Rain falls in whispers much like the day Mia was born. This week, we are passing another annual milestone: her Diaversary.
Did rain fall that life-altering day? I can’t recall.
This is the last year we will celebrate together. Mia’s relocating to the other side of the country. Her dream school and thousands of miles stretching between us.
Is she ready? Am I?
The pandemic shifted our perspectives. It brought a heightened sense of anxiety to our already intense world. I didn’t clorox the groceries, but I would be lying to say it didn’t cross my mind. Thankfully as an adult, I had the skills and mental capacity to place the pandemic within some frame of context. Not at all saying this time was easy, far from. Only meaning, I approached the pandemic from a much different place than my children. Especially … my high school senior with type1 diabetes.
Attempting to create understanding and awareness of a pandemic without crossing over to an End of the World scenario is like running blindfolded through an ever-changing hedgerow maze. Managing a compromised teen during a lockdown is beyond words.

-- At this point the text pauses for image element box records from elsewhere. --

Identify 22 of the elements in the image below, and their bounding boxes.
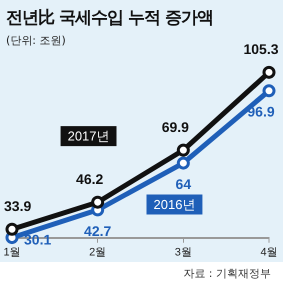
chart-subtitle: (단위: 조원) [6, 33, 66, 48]
text: 2017년 [68, 128, 110, 144]
x-tick-label: 3월 [174, 246, 192, 258]
data-label: 30.1 [24, 231, 52, 248]
text: 자료 : 기획재정부 [183, 266, 271, 281]
point [262, 66, 276, 79]
point [6, 222, 18, 236]
data-label: 46.2 [76, 171, 104, 188]
data-label: 64 [176, 176, 192, 192]
data-label: 33.9 [4, 198, 32, 214]
point [262, 84, 276, 98]
point [176, 144, 190, 157]
x-tick-label: 2월 [89, 246, 106, 258]
x-tick-label: 1월 [3, 246, 21, 258]
x-tick-label: 4월 [260, 246, 278, 258]
point [176, 156, 190, 170]
data-label: 69.9 [162, 118, 190, 135]
series-label: 2016년 [154, 197, 196, 212]
data-label: 105.3 [243, 41, 279, 58]
data-label: 42.7 [84, 222, 112, 239]
chart-title: 전년比 국세수입 누적 증가액 [6, 7, 213, 29]
point [91, 196, 104, 209]
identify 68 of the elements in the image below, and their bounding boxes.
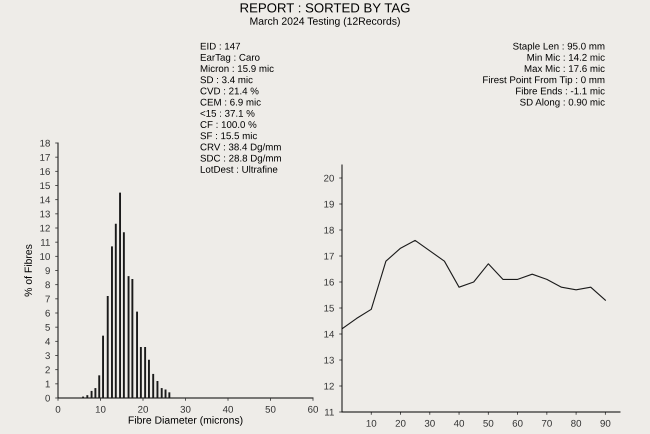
text: EID : 147 (200, 42, 240, 50)
y-tick-label: 15 (324, 304, 334, 312)
y-tick-label: 4 (45, 338, 50, 345)
x-tick-label: 20 (396, 420, 406, 427)
y-tick-label: 10 (40, 253, 50, 260)
y-tick-label: 14 (324, 330, 334, 338)
text: SF : 15.5 mic (200, 132, 258, 140)
text: Fibre Ends : -1.1 mic (516, 87, 605, 94)
y-tick-label: 3 (45, 352, 50, 360)
y-tick-label: 19 (324, 200, 334, 208)
y-tick-label: 0 (45, 394, 50, 402)
text: CEM : 6.9 mic (200, 98, 261, 106)
y-tick-label: 13 (40, 210, 50, 218)
y-tick-label: 9 (45, 267, 50, 274)
y-tick-label: 16 (324, 278, 334, 286)
y-tick-label: 16 (40, 168, 50, 175)
text: Firest Point From Tip : 0 mm (483, 76, 604, 86)
annotation: LotDest : Ultrafine (200, 166, 278, 173)
y-tick-label: 17 (40, 154, 50, 161)
text: Min Mic : 14.2 mic (527, 54, 605, 61)
y-tick-label: 13 (324, 356, 334, 364)
text: Staple Len : 95.0 mm (513, 42, 604, 52)
text: EarTag : Caro (200, 54, 260, 63)
text: SD : 3.4 mic (200, 76, 253, 84)
x-tick-label: 40 (454, 420, 464, 427)
x-tick-label: 50 (483, 420, 494, 427)
y-tick-label: 17 (324, 252, 334, 260)
x-tick-label: 80 (571, 420, 582, 427)
text: Micron : 15.9 mic (200, 64, 274, 72)
y-tick-label: 8 (45, 281, 50, 288)
y-tick-label: 11 (325, 408, 334, 416)
x-tick-label: 60 (512, 420, 523, 427)
text: Max Mic : 17.6 mic (524, 64, 605, 72)
annotation: CRV : 38.4 Dg/mm (200, 143, 281, 152)
y-tick-label: 5 (45, 324, 50, 331)
x-tick-label: 0 (56, 406, 60, 413)
chart-subtitle: March 2024 Testing (12Records) (250, 17, 400, 27)
text: <15 : 37.1 % (200, 110, 255, 117)
x-tick-label: 50 (265, 406, 276, 413)
x-axis-title: Fibre Diameter (microns) (128, 416, 242, 426)
x-tick-label: 30 (180, 406, 191, 413)
y-tick-label: 11 (41, 239, 50, 246)
y-tick-label: 18 (40, 140, 50, 147)
x-tick-label: 60 (308, 406, 318, 413)
x-tick-label: 90 (600, 420, 610, 427)
x-tick-label: 40 (222, 406, 234, 413)
y-tick-label: 1 (46, 380, 50, 388)
y-tick-label: 12 (40, 224, 50, 232)
x-tick-label: 30 (424, 420, 435, 427)
line-series (342, 240, 606, 330)
y-tick-label: 18 (324, 226, 334, 234)
y-tick-label: 7 (45, 296, 50, 302)
x-tick-label: 10 (96, 406, 106, 413)
text: CVD : 21.4 % (200, 88, 259, 94)
y-tick-label: 15 (40, 182, 50, 190)
y-tick-label: 20 (324, 174, 334, 182)
text: CF : 100.0 % (200, 121, 256, 128)
y-tick-label: 6 (45, 310, 50, 317)
text: SD Along : 0.90 mic (520, 98, 605, 108)
chart-title: REPORT : SORTED BY TAG (240, 3, 410, 13)
x-tick-label: 10 (366, 420, 376, 427)
y-tick-label: 14 (40, 196, 50, 204)
y-tick-label: 12 (324, 382, 334, 390)
x-tick-label: 70 (542, 420, 552, 427)
y-axis-title: % of Fibres (24, 244, 32, 296)
x-tick-label: 20 (138, 406, 148, 413)
annotation: SDC : 28.8 Dg/mm (200, 154, 281, 164)
y-tick-label: 2 (45, 366, 50, 374)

The harrowing feelings of isolation, anxiety and desperation only intensified by their condition.
This past year, I watched in horror as my gregarious, intrinsically-motivated daughter turned inward to revisit her emotional, post-diagnosis mental state. The challenging “My life is over” … “What is the point?” time when her adolescent issues of identity and acceptance were further ravaged by the onset of a chronic disease.

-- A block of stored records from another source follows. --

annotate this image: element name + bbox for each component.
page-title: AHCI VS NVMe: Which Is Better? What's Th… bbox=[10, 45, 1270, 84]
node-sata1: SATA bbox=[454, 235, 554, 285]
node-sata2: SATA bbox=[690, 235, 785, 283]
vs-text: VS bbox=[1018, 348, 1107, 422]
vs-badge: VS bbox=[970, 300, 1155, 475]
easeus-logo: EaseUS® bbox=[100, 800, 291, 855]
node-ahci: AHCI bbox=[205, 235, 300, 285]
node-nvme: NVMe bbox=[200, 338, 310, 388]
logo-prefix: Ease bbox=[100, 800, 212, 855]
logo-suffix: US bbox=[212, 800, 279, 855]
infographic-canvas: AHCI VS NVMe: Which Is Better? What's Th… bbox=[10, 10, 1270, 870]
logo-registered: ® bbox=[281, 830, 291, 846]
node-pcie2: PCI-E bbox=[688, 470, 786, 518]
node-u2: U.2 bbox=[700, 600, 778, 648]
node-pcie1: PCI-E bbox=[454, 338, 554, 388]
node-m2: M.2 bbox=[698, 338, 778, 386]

We worked hard through that period, one painfully slow step at a time. I can attest the slope was often muddy, and we slipped a lot. However in the end, we matured, we learned, and we found immeasurable inner strength. Last March, in a blink, our hard work slowly faded with each new COVID outbreak.

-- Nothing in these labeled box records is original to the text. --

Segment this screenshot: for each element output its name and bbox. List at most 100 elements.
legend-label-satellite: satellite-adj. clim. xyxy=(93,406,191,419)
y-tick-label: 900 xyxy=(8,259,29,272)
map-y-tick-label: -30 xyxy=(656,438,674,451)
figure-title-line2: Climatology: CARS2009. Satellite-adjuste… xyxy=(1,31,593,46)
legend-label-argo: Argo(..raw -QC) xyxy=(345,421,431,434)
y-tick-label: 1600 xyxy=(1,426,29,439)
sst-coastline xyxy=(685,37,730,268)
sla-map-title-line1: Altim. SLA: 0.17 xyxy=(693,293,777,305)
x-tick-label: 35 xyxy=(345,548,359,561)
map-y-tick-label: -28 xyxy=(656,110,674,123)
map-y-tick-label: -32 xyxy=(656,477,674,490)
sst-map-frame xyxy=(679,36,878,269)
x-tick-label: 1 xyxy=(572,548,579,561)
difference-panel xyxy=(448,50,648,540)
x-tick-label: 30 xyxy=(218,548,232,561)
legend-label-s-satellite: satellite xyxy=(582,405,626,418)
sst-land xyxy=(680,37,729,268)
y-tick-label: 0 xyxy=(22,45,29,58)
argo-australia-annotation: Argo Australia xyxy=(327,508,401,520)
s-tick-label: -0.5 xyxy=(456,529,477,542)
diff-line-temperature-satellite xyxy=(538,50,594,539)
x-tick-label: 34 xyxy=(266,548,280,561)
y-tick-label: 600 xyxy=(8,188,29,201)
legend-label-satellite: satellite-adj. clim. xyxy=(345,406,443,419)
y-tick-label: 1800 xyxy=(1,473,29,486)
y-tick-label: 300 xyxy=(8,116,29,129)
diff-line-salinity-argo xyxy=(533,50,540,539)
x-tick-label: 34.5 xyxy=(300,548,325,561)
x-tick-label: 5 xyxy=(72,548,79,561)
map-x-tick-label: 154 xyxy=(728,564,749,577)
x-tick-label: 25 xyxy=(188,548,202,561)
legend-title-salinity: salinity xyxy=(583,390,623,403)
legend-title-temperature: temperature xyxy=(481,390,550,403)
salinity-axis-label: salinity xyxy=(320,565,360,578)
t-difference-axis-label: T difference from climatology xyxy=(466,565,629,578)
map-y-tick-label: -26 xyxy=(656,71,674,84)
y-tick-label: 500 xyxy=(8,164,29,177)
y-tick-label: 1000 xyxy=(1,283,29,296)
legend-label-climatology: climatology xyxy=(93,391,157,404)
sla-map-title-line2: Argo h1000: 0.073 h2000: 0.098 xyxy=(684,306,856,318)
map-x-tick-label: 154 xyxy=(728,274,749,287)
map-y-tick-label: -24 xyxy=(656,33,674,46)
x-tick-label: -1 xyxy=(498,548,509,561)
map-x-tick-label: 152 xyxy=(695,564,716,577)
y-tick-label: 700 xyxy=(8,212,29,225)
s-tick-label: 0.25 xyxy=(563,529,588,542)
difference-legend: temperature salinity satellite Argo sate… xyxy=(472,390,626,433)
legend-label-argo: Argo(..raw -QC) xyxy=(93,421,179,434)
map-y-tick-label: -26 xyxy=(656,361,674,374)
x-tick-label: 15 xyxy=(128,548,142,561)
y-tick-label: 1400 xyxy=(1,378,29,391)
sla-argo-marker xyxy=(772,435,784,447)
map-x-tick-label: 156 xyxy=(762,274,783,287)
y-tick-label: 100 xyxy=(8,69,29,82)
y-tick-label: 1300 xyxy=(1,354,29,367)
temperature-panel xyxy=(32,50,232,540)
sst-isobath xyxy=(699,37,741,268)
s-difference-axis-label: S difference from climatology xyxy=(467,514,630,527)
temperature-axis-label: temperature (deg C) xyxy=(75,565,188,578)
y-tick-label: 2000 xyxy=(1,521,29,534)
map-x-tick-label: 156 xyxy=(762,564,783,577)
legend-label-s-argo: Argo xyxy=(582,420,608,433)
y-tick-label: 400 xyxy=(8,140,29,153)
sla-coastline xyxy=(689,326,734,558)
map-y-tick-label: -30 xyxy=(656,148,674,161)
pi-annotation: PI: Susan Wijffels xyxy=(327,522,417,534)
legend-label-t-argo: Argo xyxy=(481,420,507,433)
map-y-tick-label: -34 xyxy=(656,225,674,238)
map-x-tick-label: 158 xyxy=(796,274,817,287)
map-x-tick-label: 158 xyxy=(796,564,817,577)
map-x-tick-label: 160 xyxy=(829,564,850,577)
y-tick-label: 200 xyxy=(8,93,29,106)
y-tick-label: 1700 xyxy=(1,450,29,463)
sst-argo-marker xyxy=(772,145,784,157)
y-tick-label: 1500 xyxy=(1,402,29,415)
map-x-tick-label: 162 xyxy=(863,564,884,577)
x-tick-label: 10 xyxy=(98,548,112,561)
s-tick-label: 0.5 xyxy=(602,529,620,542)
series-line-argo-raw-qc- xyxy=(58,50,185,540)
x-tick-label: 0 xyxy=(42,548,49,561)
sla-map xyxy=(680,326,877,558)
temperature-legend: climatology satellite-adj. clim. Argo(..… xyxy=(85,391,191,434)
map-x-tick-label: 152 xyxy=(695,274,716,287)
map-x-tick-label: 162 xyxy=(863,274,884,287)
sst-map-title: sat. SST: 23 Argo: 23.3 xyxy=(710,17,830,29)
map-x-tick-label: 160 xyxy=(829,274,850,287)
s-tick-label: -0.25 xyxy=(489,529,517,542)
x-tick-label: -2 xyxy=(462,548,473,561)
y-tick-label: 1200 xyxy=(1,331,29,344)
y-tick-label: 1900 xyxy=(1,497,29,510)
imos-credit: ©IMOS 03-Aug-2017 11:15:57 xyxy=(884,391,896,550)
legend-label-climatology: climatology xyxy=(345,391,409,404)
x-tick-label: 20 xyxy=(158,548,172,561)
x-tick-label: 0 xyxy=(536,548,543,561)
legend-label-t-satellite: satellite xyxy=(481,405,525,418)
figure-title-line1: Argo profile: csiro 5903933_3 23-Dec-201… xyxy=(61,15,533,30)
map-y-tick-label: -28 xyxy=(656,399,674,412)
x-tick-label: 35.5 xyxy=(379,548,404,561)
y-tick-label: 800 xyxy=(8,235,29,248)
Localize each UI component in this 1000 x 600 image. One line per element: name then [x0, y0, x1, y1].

Chronic illness demands a unique skill set – Perseverance, Adaptability, Tenacity and Patience. We feel most days like a poster in a motivational speaker’s office. However, we don’t get to frame a catchy phrase on the wall, we have to live it. Add in the teen issues of alcohol, drugs, bad diet, sexuality, and peer pressure, as a parent, the sinking pit in your stomach grows. You hope you’ve planted enough seeds to help your young adult navigate between right and wrong, but your well-tended garden most days seems full of weeds. Sleepless nights are lost strategizing about keeping your teen safe and alive, until they develop the ability to do so on their own. All the while, honoring the delicate balance of parental responsibility against budding independence and identity.
With graduation weeks away, I ask myself Have I prepared her enough?
I make mental checklists. I hear a nagging quality to my voice. I want to tell myself to be quiet. I can only imagine what she’s thinking.
Mia understands diabetes, carb-counting, diet, exercise, the importance of rest and how to navigate the feelings of burnout and depression, but will she have the strength to manage all these factors on her own freshman year in a post-pandemic world?
Stopping to inhale, I remember hearing her CGM alarm last night only once as she dragged herself out of bed and corrected her blood sugar. I listen to the excitement in her voice as she talks about the classes she’s going to attend next fall and the inspiring people she’ll meet. I see the sparkle in her eye as she looks up from writing her graduation speech and the spring in her step as she practices walking in the new shoes she purchased for commencement. I remind myself, it’s not my journey anymore, it’s hers. In her lifelong relay, my daughter’s grasping the baton out of my hand and running with it, leaving me to finally catch my breath.